Tristán asintió, y la azafata le llevó a la primera sala. Allí, frente a una vitrina que contenía la promesa «Bajaré los impuestos sin recortar servicios«, la guía explicó:
—Esta es una de nuestras piezas más antiguas. Fue pronunciada por el político Julián Caradura hace más de 20 años. Aunque nunca se cumplió, sigue siendo una de las favoritas del público.
Tristán no pudo evitar sonreír ante la ironía. Siguió el recorrido y se detuvo frente a otra vitrina que contenía la promesa «Construiré un futuro mejor para todos«.
—Ah, esta es universal —dijo la guía—. Ha sido pronunciada por casi todos los políticos, en todas las épocas. Es como un himno que nunca pasa de moda.
El recorrido por La Casita Azul colmó de sobra las aspiraciones del joven periodista que visitó decenas de anaqueles que contenían promesas tales como: “Lucharé contra la pobreza”, “Haré posible la accesibilidad universal”, “Gestionaré correctamente la inmigración”, “Reformaré el modelo de financiación autonómica”, “Nunca habrá ley de amnistía”. Puigdemont comparecerá ante la Justicia”, “Acabaré con el estancamiento de la productividad”, “Extenderé la tarifa plana a los autónomos”, “Ampliaré la cobertura por desempleo”, “Eliminaré las Diputaciones y fusionaré Ayuntamientos”, “Subiré en 36.000 millones el gasto social”….
Al final del recorrido, Tristán llegó a una preciosa sala especial denominada “El Salón de las Excusas”. Allí, dentro de armarios de caoba, en lugar de promesas, se exhibían las justificaciones más creativas de la clase política para no cumplirlas. Frases como «La situación era más complicada de lo esperado«, «No contábamos con el apoyo necesario» o, «Lo intentamos, pero no fue posible«, brillaban en letras doradas.

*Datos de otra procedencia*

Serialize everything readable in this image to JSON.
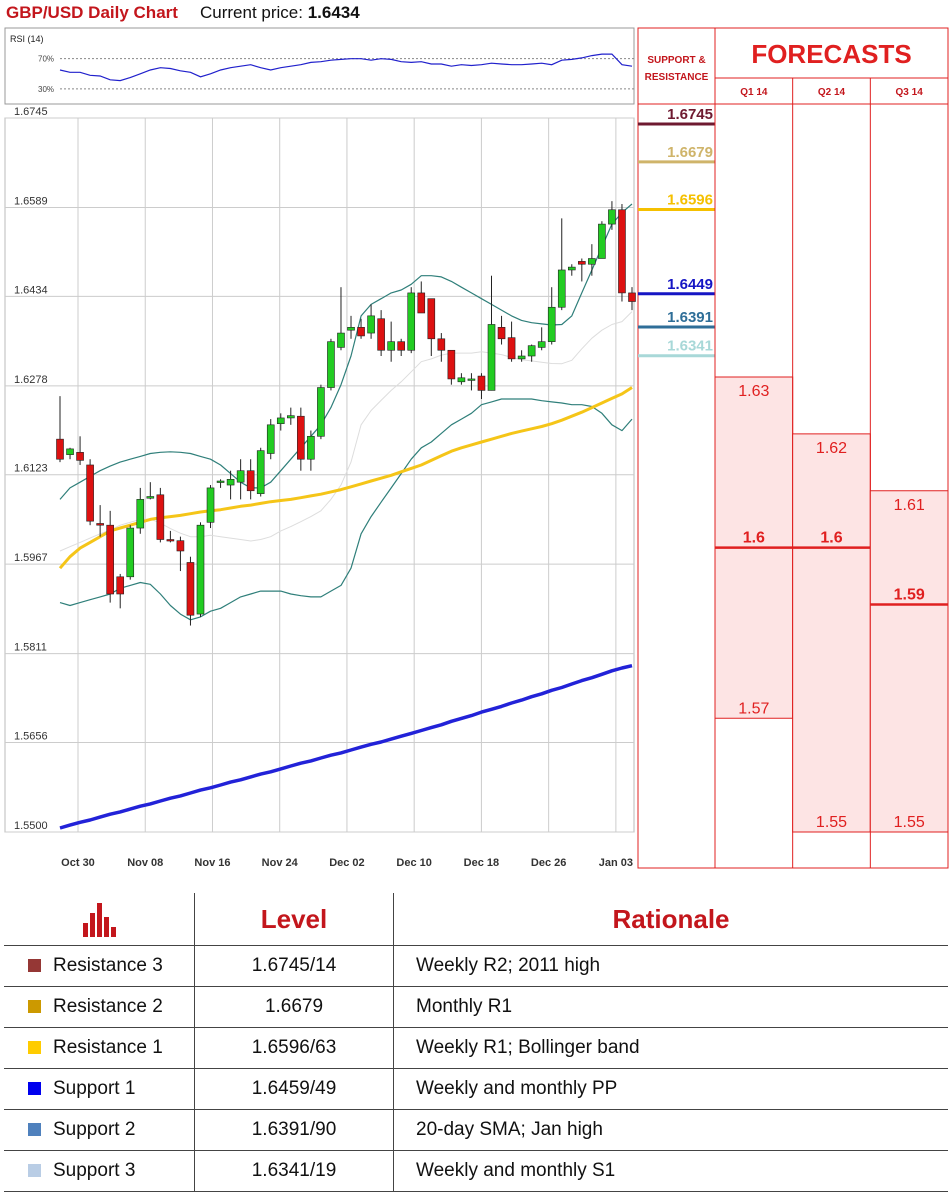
{
  "header": {
    "title": "GBP/USD Daily Chart",
    "price_label": "Current price:",
    "price_value": "1.6434"
  },
  "chart_data": {
    "type": "candlestick",
    "instrument": "GBP/USD",
    "x_labels": [
      "Oct 30",
      "Nov 08",
      "Nov 16",
      "Nov 24",
      "Dec 02",
      "Dec 10",
      "Dec 18",
      "Dec 26",
      "Jan 03"
    ],
    "y_ticks": [
      1.6745,
      1.6589,
      1.6434,
      1.6278,
      1.6123,
      1.5967,
      1.5811,
      1.5656,
      1.55
    ],
    "y_range": [
      1.55,
      1.6745
    ],
    "grid": true,
    "candles": [
      {
        "o": 1.6185,
        "h": 1.626,
        "l": 1.6145,
        "c": 1.615
      },
      {
        "o": 1.6158,
        "h": 1.617,
        "l": 1.615,
        "c": 1.6168
      },
      {
        "o": 1.6162,
        "h": 1.619,
        "l": 1.614,
        "c": 1.6148
      },
      {
        "o": 1.614,
        "h": 1.615,
        "l": 1.6035,
        "c": 1.6042
      },
      {
        "o": 1.6038,
        "h": 1.607,
        "l": 1.6015,
        "c": 1.6035
      },
      {
        "o": 1.6035,
        "h": 1.606,
        "l": 1.59,
        "c": 1.5915
      },
      {
        "o": 1.5945,
        "h": 1.595,
        "l": 1.589,
        "c": 1.5915
      },
      {
        "o": 1.5945,
        "h": 1.6035,
        "l": 1.594,
        "c": 1.603
      },
      {
        "o": 1.603,
        "h": 1.61,
        "l": 1.602,
        "c": 1.608
      },
      {
        "o": 1.6082,
        "h": 1.611,
        "l": 1.608,
        "c": 1.6085
      },
      {
        "o": 1.6088,
        "h": 1.61,
        "l": 1.6005,
        "c": 1.601
      },
      {
        "o": 1.601,
        "h": 1.6025,
        "l": 1.6005,
        "c": 1.6008
      },
      {
        "o": 1.6008,
        "h": 1.6015,
        "l": 1.5955,
        "c": 1.599
      },
      {
        "o": 1.597,
        "h": 1.598,
        "l": 1.586,
        "c": 1.5878
      },
      {
        "o": 1.588,
        "h": 1.604,
        "l": 1.5875,
        "c": 1.6035
      },
      {
        "o": 1.604,
        "h": 1.6105,
        "l": 1.603,
        "c": 1.61
      },
      {
        "o": 1.611,
        "h": 1.6115,
        "l": 1.61,
        "c": 1.6112
      },
      {
        "o": 1.6105,
        "h": 1.613,
        "l": 1.608,
        "c": 1.6115
      },
      {
        "o": 1.611,
        "h": 1.615,
        "l": 1.608,
        "c": 1.613
      },
      {
        "o": 1.613,
        "h": 1.615,
        "l": 1.608,
        "c": 1.6095
      },
      {
        "o": 1.609,
        "h": 1.617,
        "l": 1.6085,
        "c": 1.6165
      },
      {
        "o": 1.616,
        "h": 1.622,
        "l": 1.615,
        "c": 1.621
      },
      {
        "o": 1.6212,
        "h": 1.623,
        "l": 1.62,
        "c": 1.6222
      },
      {
        "o": 1.6222,
        "h": 1.624,
        "l": 1.621,
        "c": 1.6226
      },
      {
        "o": 1.6225,
        "h": 1.624,
        "l": 1.613,
        "c": 1.615
      },
      {
        "o": 1.615,
        "h": 1.62,
        "l": 1.613,
        "c": 1.619
      },
      {
        "o": 1.619,
        "h": 1.628,
        "l": 1.6185,
        "c": 1.6275
      },
      {
        "o": 1.6275,
        "h": 1.636,
        "l": 1.627,
        "c": 1.6355
      },
      {
        "o": 1.6345,
        "h": 1.645,
        "l": 1.634,
        "c": 1.637
      },
      {
        "o": 1.6375,
        "h": 1.64,
        "l": 1.636,
        "c": 1.638
      },
      {
        "o": 1.638,
        "h": 1.6395,
        "l": 1.636,
        "c": 1.6365
      },
      {
        "o": 1.637,
        "h": 1.642,
        "l": 1.636,
        "c": 1.64
      },
      {
        "o": 1.6395,
        "h": 1.641,
        "l": 1.633,
        "c": 1.634
      },
      {
        "o": 1.634,
        "h": 1.639,
        "l": 1.632,
        "c": 1.6355
      },
      {
        "o": 1.6355,
        "h": 1.636,
        "l": 1.633,
        "c": 1.634
      },
      {
        "o": 1.634,
        "h": 1.645,
        "l": 1.6335,
        "c": 1.644
      },
      {
        "o": 1.644,
        "h": 1.646,
        "l": 1.6405,
        "c": 1.6405
      },
      {
        "o": 1.643,
        "h": 1.643,
        "l": 1.633,
        "c": 1.636
      },
      {
        "o": 1.636,
        "h": 1.637,
        "l": 1.632,
        "c": 1.634
      },
      {
        "o": 1.634,
        "h": 1.634,
        "l": 1.628,
        "c": 1.629
      },
      {
        "o": 1.6285,
        "h": 1.63,
        "l": 1.628,
        "c": 1.6292
      },
      {
        "o": 1.629,
        "h": 1.63,
        "l": 1.627,
        "c": 1.629
      },
      {
        "o": 1.6295,
        "h": 1.63,
        "l": 1.6255,
        "c": 1.627
      },
      {
        "o": 1.627,
        "h": 1.647,
        "l": 1.627,
        "c": 1.6385
      },
      {
        "o": 1.638,
        "h": 1.64,
        "l": 1.635,
        "c": 1.636
      },
      {
        "o": 1.6362,
        "h": 1.639,
        "l": 1.632,
        "c": 1.6325
      },
      {
        "o": 1.6325,
        "h": 1.634,
        "l": 1.632,
        "c": 1.633
      },
      {
        "o": 1.633,
        "h": 1.635,
        "l": 1.632,
        "c": 1.6348
      },
      {
        "o": 1.6345,
        "h": 1.638,
        "l": 1.634,
        "c": 1.6355
      },
      {
        "o": 1.6355,
        "h": 1.645,
        "l": 1.635,
        "c": 1.6415
      },
      {
        "o": 1.6415,
        "h": 1.657,
        "l": 1.641,
        "c": 1.648
      },
      {
        "o": 1.648,
        "h": 1.649,
        "l": 1.647,
        "c": 1.6485
      },
      {
        "o": 1.6495,
        "h": 1.65,
        "l": 1.646,
        "c": 1.649
      },
      {
        "o": 1.649,
        "h": 1.6525,
        "l": 1.647,
        "c": 1.65
      },
      {
        "o": 1.65,
        "h": 1.6565,
        "l": 1.65,
        "c": 1.656
      },
      {
        "o": 1.656,
        "h": 1.66,
        "l": 1.655,
        "c": 1.6585
      },
      {
        "o": 1.6585,
        "h": 1.6595,
        "l": 1.6425,
        "c": 1.644
      },
      {
        "o": 1.644,
        "h": 1.645,
        "l": 1.641,
        "c": 1.6425
      }
    ],
    "sma_long": [
      1.5507,
      1.5512,
      1.5517,
      1.5521,
      1.5526,
      1.5531,
      1.5535,
      1.554,
      1.5545,
      1.5549,
      1.5554,
      1.5559,
      1.5563,
      1.5568,
      1.5573,
      1.5577,
      1.5582,
      1.5587,
      1.5591,
      1.5596,
      1.5601,
      1.5605,
      1.561,
      1.5615,
      1.562,
      1.5624,
      1.5629,
      1.5634,
      1.5638,
      1.5643,
      1.5648,
      1.5653,
      1.5657,
      1.5662,
      1.5667,
      1.5672,
      1.5677,
      1.5682,
      1.5687,
      1.5693,
      1.5698,
      1.5703,
      1.5709,
      1.5714,
      1.5719,
      1.5725,
      1.573,
      1.5736,
      1.5741,
      1.5747,
      1.5752,
      1.5758,
      1.5764,
      1.5769,
      1.5775,
      1.5781,
      1.5786,
      1.579
    ],
    "sma_mid": [
      1.596,
      1.598,
      1.5995,
      1.6005,
      1.6015,
      1.6025,
      1.603,
      1.6035,
      1.604,
      1.6045,
      1.6048,
      1.605,
      1.6052,
      1.6055,
      1.6058,
      1.606,
      1.6062,
      1.6065,
      1.6068,
      1.607,
      1.6073,
      1.6076,
      1.6078,
      1.608,
      1.6083,
      1.6086,
      1.6089,
      1.6093,
      1.6097,
      1.6102,
      1.6107,
      1.6112,
      1.6117,
      1.6122,
      1.6128,
      1.6134,
      1.614,
      1.6148,
      1.6156,
      1.6164,
      1.617,
      1.6175,
      1.618,
      1.6185,
      1.619,
      1.6195,
      1.6199,
      1.6203,
      1.6207,
      1.6212,
      1.6218,
      1.6225,
      1.6232,
      1.624,
      1.6248,
      1.6256,
      1.6264,
      1.6275
    ],
    "bb_upper": [
      1.608,
      1.61,
      1.611,
      1.612,
      1.613,
      1.6138,
      1.6145,
      1.615,
      1.6155,
      1.616,
      1.6162,
      1.6163,
      1.6162,
      1.616,
      1.6155,
      1.615,
      1.614,
      1.6125,
      1.611,
      1.61,
      1.61,
      1.611,
      1.613,
      1.615,
      1.617,
      1.619,
      1.621,
      1.624,
      1.628,
      1.633,
      1.64,
      1.642,
      1.643,
      1.644,
      1.6445,
      1.6455,
      1.647,
      1.647,
      1.6468,
      1.646,
      1.645,
      1.644,
      1.643,
      1.642,
      1.641,
      1.64,
      1.6392,
      1.6388,
      1.6386,
      1.6384,
      1.6385,
      1.64,
      1.644,
      1.648,
      1.652,
      1.656,
      1.658,
      1.6595
    ],
    "bb_lower": [
      1.59,
      1.5895,
      1.59,
      1.5905,
      1.591,
      1.5915,
      1.5925,
      1.593,
      1.5935,
      1.5932,
      1.5915,
      1.5895,
      1.588,
      1.587,
      1.5875,
      1.5885,
      1.589,
      1.59,
      1.591,
      1.5915,
      1.592,
      1.592,
      1.592,
      1.5915,
      1.5912,
      1.591,
      1.591,
      1.592,
      1.593,
      1.596,
      1.602,
      1.605,
      1.6075,
      1.61,
      1.6125,
      1.615,
      1.617,
      1.618,
      1.6195,
      1.621,
      1.622,
      1.623,
      1.6245,
      1.625,
      1.6255,
      1.6255,
      1.6255,
      1.6255,
      1.6252,
      1.625,
      1.6248,
      1.6245,
      1.6245,
      1.6242,
      1.623,
      1.621,
      1.62,
      1.622
    ]
  },
  "rsi": {
    "label": "RSI (14)",
    "level_high": "70%",
    "level_low": "30%",
    "values": [
      55,
      52,
      52,
      48,
      47,
      42,
      41,
      45,
      50,
      55,
      58,
      57,
      54,
      52,
      46,
      50,
      55,
      58,
      60,
      62,
      58,
      55,
      58,
      60,
      62,
      65,
      66,
      68,
      69,
      70,
      70,
      68,
      70,
      69,
      66,
      65,
      66,
      63,
      63,
      60,
      62,
      61,
      62,
      64,
      63,
      62,
      62,
      63,
      64,
      62,
      68,
      69,
      71,
      74,
      76,
      76,
      62,
      60
    ]
  },
  "sr": {
    "header_line1": "SUPPORT &",
    "header_line2": "RESISTANCE",
    "levels": [
      {
        "label": "1.6745",
        "value": 1.6745,
        "color": "#6e1a30"
      },
      {
        "label": "1.6679",
        "value": 1.6679,
        "color": "#cfb46a"
      },
      {
        "label": "1.6596",
        "value": 1.6596,
        "color": "#f5c000"
      },
      {
        "label": "1.6449",
        "value": 1.6449,
        "color": "#1515c4"
      },
      {
        "label": "1.6391",
        "value": 1.6391,
        "color": "#2e6e98"
      },
      {
        "label": "1.6341",
        "value": 1.6341,
        "color": "#a8d8d8"
      }
    ]
  },
  "forecasts": {
    "title": "FORECASTS",
    "columns": [
      {
        "label": "Q1 14",
        "high": 1.63,
        "high_label": "1.63",
        "median": 1.6,
        "median_label": "1.6",
        "low": 1.57,
        "low_label": "1.57"
      },
      {
        "label": "Q2 14",
        "high": 1.62,
        "high_label": "1.62",
        "median": 1.6,
        "median_label": "1.6",
        "low": 1.55,
        "low_label": "1.55"
      },
      {
        "label": "Q3 14",
        "high": 1.61,
        "high_label": "1.61",
        "median": 1.59,
        "median_label": "1.59",
        "low": 1.55,
        "low_label": "1.55"
      }
    ]
  },
  "table": {
    "headers": {
      "level": "Level",
      "rationale": "Rationale"
    },
    "rows": [
      {
        "name": "Resistance 3",
        "level": "1.6745/14",
        "rationale": "Weekly R2; 2011 high",
        "color": "#953735"
      },
      {
        "name": "Resistance 2",
        "level": "1.6679",
        "rationale": "Monthly R1",
        "color": "#cc9900"
      },
      {
        "name": "Resistance 1",
        "level": "1.6596/63",
        "rationale": "Weekly R1; Bollinger band",
        "color": "#ffcc00"
      },
      {
        "name": "Support 1",
        "level": "1.6459/49",
        "rationale": "Weekly and monthly PP",
        "color": "#0000ee"
      },
      {
        "name": "Support 2",
        "level": "1.6391/90",
        "rationale": "20-day SMA; Jan high",
        "color": "#4f81bd"
      },
      {
        "name": "Support 3",
        "level": "1.6341/19",
        "rationale": "Weekly and monthly S1",
        "color": "#b9cde5"
      }
    ]
  }
}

—¿Y qué pasa con los ciudadanos? —preguntó Tristán—. ¿No se quejan?
—Oh, claro que sí, claro que se quejan —respondió la educada y perfumada azafata—. Pero los políticos tienen una solución infalible: hacen nuevas promesas. Así que La Casita Azul sigue creciendo, y el ciclo continúa.
Al salir del museo, Tristán se encontró con un grupo de políticos anunciando sus nuevas promesas en una plaza cercana. «Esta vez será diferente«, decían. «Cumpliremos lo que prometemos«. La multitud aplaudía, pero nuestro joven plumilla no pudo evitar pensar en las vitrinas del museo, donde esas mismas palabras ya estaban archivadas, esperando su turno para ser olvidadas.
Moraleja: En el mundo de la política, las promesas son como estrellas fugaces: brillan intensamente por un momento, pero desaparecen antes de que puedas pedir un deseo.
Y colorín colorado, este cuento se ha acabado.